Голос Николая Островского я услышал раньше, чем впервые увиделся с ним. Приехал в Сочи, и сразу же возникла мысль о посещении Островского. И мы вместе с А. А. Фадеевым решили пойти к нему.
Трубка телефона была уже в руках, номер вызван, а на душе смутно: я жалел, что поторопился. Видеть такие страдания и не знать, как им помочь… Слова сочувствия? Но можно ли будет их сказать?
— Мы с Фадеевым хотели бы встретиться с товарищем Островским, если это для него не утомительно.
— Сейчас… — ответили нам.
Секунду простоял я с безмолвной трубкой в руках. И вдруг очень приятный молодой голос, который сразу показался мне знакомым, спросил:
— Юрий, это ты?
— Да, — ответил я. — Мы хотели бы увидаться с товарищем Островским.
— Так у телефона я, Островский… — со смешком ответил голос. — Я очень буду рад встретиться с вами, ребята.
И вот переход от южного, горячего солнца, синего неба и сочинской пышной зелени в эту полутемную комнату, в которой господствует кровать. На ней — иссохшее, окаменевшее и неподвижное тело, серое, словно известковое, лицо…
Мы стоим ошеломленные, мы молчим. Но вот снова тот же голос — и в нем дружба, молодость, жизнь — с ласковым смешком спрашивает нас:
— Ну как, трудновато вам было до меня добраться?
Неужели этот голос рождается где-то в глубине этого окаменевшего тела?
— Хорошо, что тебя так охраняют, а то тебе не было бы покоя, — несколько принужденно отвечает Саша Фадеев.
— Да… — отзывается Островский. — Такое мое положение. Если б я мог, взял бы стопу бумаги да забрался подальше… Да что вы стоите? Садитесь, садитесь, ребята!

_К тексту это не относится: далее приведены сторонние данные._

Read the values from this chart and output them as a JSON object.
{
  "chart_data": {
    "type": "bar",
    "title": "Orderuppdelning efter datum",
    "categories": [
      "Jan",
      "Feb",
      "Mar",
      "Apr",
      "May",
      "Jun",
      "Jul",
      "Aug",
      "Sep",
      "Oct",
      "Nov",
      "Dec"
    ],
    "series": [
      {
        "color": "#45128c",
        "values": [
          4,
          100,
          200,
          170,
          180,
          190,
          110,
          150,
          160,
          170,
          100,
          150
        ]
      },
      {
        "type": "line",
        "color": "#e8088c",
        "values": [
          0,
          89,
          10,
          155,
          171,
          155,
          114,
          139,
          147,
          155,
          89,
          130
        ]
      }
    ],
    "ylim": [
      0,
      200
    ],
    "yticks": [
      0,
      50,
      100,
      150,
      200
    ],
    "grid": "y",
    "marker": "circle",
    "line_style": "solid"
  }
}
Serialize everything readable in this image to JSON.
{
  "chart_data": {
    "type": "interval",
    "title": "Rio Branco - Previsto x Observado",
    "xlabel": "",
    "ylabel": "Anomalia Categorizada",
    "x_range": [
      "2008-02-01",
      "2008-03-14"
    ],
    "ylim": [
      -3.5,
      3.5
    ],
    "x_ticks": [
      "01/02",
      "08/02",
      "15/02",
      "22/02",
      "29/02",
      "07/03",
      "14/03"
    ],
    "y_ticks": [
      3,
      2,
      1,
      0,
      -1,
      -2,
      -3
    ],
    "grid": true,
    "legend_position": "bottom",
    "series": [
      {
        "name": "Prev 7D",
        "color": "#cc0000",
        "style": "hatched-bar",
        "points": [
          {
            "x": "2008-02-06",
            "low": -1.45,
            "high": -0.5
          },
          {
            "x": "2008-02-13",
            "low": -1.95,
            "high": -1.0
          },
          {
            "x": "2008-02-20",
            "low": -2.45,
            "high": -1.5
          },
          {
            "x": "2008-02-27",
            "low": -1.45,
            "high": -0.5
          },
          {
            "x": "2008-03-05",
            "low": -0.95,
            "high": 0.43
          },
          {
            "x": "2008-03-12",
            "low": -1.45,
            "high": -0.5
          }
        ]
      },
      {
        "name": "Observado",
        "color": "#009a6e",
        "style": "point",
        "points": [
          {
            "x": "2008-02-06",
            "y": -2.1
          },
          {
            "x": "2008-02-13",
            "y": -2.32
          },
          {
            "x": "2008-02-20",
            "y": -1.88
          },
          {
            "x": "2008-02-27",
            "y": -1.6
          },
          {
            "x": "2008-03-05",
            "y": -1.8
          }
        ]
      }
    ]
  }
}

Он прислушивается к тому, как мы рассаживаемся, и продолжает:
— Добивалась тут меня одна дивчина. Проскочила охрану у ворот, проскочила охрану у дома, слышу — она уже в комнате: «Нет, я должна его увидеть!»
И он своим гибким, с богатыми интонациями голосом очень забавно передает неистовость девушки.
— Лежу здесь скованный, чувствую себя крепостью, которую берут приступом, и думаю: «Милая девушка, если бы этот напор употребить для достижения какой-нибудь действительно достойной цели…»
Мы, переглядываясь, смеемся: неистовый напор «дивчины» передан с умной и ласковой иронией. Островский тоже смеется, прислушиваясь к нашему смеху.
Разговор, который сразу не клеился, сейчас уже завязался — писательский разговор о литературе, простой, товарищеский. Что-то изменилось в лице Островского, как только начался этот разговор, точно он справился с трудным делом. И я вдруг понимаю, что произошло: почувствовав, что мы, войдя к нему в комнату, ошеломлены, скованы, потрясены, он шутливыми фразами о себе, о своем положении помог нам справиться со своими чувствами и войти в колею обычных товарищеских отношений. Он помог нам, здоровым и сильным, помог с такой легкостью и непринужденностью, что мы не сразу заметили это.
Разговор приобрел оживленный характер. Это был разговор с необыкновенно привлекательным человеком, в складе ума которого чудесно соединялись ироническая шутливость и восторженная, романтическая приподнятость.
Но иногда я оглядывался, видел эту полутемную, странную комнату, это почти умершее тело. Тогда невольно я закрывал глаза, вслушиваясь в слабый, но жизнерадостный, чудесно молодой голос, — в нем не чувствовалось не только какого-либо уныния, но и никакой принужденной бодрости: голос был естественным выражением молодого, непобедимого духа.
Незадолго до этой нашей встречи я впервые прочитал «Как закалялась сталь», и книга сразу стала мне дорога прежде всего тем, что в ней с огромной силой была выражена победная философия коммунизма. Я почувствовал значение этой книги для формирования души советского человека.
И сейчас, когда я держу в руках книги Островского, все, что оставил нам писатель, — знаменитый роман «Как закалялась сталь» и незаконченный «Рожденные бурей», статьи, речи и письма, — мне хочется еще раз сказать об этом наследстве, необычайно весомом, об этих написанных живым огнем строчках, огнем, который вот уже сколько лет горит, не гаснет и никогда не погаснет.